As shown in fig. 6, the decoupling circuit module 10 includes a first capacitor 14, a second capacitor 22 and a damping resistor 15, the damping resistor 15 connects the first capacitor 14 and the second capacitor 22, the first capacitor 14, the second capacitor 22 and the damping resistor 15 are all made of a stack of multi-layer co-fired ceramic materials, preferably a package, the co-fired ceramic materials may include multi-layer high temperature co-fired ceramic materials and/or multi-layer low temperature co-fired ceramic materials, and the embodiment is that the upper multi-layer (2 layers shown in the figure) is a first capacitor C composed of materials with small dielectric constant_d14, a second capacitor C composed of a plurality of lower layers of materials having a relatively large dielectric constant_v22, of course, a ground plane is also included therein, and the damping resistor 15 may be disposed in the module, or may be disposed at the uppermost layer, etc.

A first capacitor C_dAnd 14 is a radio frequency DC blocking capacitor.

In this way, the circuit formed by the power device 1 and the decoupling circuit module 10 can be simplified into an equivalent circuit as shown in fig. 3, and the different frequencies can cause three resonant circuits to appear in the equivalent circuit.

In the first resonant circuit, the output parasitic capacitance of the transistor and the inductor L d formed by the lead 12 form a radio frequency resonant circuit.

A second resonant circuit of a second capacitor C_vSeries damping resistor R_dAnd an inductor L_dAnd then with a series equivalent inductance L in the circuit_sForming an ultra-low frequency resonant circuit having the formulaThe damping resistor can effectively damp the frequency in the ultra-low frequency range<50MHz) to smooth out variations in impedance, including amplitude and phase. The smoothed amplitude and phase have lower memory effects. Has important effect on improving the linearity of the power amplifier and the performance of a digital pre-true system。

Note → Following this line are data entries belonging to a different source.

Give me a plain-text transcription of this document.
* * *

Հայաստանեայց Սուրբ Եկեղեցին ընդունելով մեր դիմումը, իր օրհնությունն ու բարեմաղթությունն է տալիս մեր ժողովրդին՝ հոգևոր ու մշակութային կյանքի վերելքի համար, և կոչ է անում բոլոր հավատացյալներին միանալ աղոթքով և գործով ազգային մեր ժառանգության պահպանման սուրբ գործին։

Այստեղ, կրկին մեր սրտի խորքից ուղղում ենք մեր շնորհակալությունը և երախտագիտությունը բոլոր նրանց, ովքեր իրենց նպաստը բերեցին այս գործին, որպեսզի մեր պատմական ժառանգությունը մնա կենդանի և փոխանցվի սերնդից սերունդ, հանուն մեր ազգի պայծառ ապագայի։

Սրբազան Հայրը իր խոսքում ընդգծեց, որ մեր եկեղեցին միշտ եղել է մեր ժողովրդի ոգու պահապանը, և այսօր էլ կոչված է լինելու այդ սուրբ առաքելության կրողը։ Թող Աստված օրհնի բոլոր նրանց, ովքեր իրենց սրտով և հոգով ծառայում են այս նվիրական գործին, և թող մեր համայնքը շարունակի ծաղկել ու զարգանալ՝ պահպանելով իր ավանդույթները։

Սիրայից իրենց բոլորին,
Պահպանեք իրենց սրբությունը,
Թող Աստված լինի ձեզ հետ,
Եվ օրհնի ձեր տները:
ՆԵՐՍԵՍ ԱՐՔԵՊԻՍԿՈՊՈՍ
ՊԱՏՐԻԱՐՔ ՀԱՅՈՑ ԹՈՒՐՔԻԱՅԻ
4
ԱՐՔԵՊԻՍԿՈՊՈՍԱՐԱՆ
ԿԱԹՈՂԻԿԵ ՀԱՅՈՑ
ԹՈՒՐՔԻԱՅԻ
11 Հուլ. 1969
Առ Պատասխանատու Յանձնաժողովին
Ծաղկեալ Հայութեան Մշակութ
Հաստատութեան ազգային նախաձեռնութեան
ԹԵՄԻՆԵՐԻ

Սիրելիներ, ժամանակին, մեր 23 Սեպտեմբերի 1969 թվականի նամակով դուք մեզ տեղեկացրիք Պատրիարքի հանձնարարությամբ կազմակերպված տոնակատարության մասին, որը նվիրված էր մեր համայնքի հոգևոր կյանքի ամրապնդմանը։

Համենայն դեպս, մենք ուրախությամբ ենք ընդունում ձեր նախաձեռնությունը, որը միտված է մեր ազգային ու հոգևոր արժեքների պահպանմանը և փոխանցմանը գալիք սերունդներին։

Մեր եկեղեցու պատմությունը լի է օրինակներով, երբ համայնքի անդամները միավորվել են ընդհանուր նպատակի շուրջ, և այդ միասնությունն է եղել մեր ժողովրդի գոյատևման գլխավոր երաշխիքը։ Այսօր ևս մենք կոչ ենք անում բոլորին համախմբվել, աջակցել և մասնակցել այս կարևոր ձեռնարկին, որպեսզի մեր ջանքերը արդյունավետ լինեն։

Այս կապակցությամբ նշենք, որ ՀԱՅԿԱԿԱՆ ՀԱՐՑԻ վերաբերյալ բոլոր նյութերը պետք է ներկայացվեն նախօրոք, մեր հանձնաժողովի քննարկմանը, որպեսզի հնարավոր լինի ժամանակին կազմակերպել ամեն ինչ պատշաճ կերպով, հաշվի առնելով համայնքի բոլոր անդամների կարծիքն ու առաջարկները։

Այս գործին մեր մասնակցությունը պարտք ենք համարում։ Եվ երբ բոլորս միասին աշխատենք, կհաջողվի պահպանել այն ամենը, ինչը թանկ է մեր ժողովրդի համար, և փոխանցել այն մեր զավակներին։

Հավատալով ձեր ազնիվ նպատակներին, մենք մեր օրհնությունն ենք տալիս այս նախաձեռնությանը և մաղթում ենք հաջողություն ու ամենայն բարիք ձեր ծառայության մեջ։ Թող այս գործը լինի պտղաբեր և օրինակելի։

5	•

The third resonant circuit is a first capacitor C_d14 and inductance L (R) of damping resistor_d) Forming a video L C resonant circuit, a first capacitor C_d14 is a video decoupling capacitor, which is formed by the formula of video bandwidthTherefore, the inductance of the damping resistor Rd is extremely small, so that the video bandwidth is expanded to a certain extent theoretically.

As a specific example, the first capacitance may be greater than 100 pF.

The second capacitance may be greater than 10 nF.

Additionally, the damping resistance may be between 0.1 ohm and 5 ohm.

In addition, in order to protect the electronic components inside the power device 1, as shown in fig. 5, a protective cover 5 may be further disposed outside the power device, and the protective cover 5 is fixed on the input/output pins 2 and forms a closed cavity with the input/output pins 2. The protective cover 5 covers all electronic components in the power device 1, and is used for protecting the power device 1 from impurities entering the power device 1.

The assembling mode is flexible and various, and the embodiment is explained by using a traditional packaging mode, such as ceramic, OMP, cavity plastic and the like, and can be also applied to a power device PCB assembling mode without a packaging structure.

It is to be understood that the above-described embodiments of the present invention are merely illustrative of or explaining the principles of the invention and are not to be construed as limiting the invention. Therefore, any modification, equivalent replacement, improvement and the like made without departing from the spirit and scope of the present invention should be included in the protection scope of the present invention. Further, it is intended that the appended claims cover all such variations and modifications as fall within the scope and boundaries of the appended claims or the equivalents of such scope and boundaries.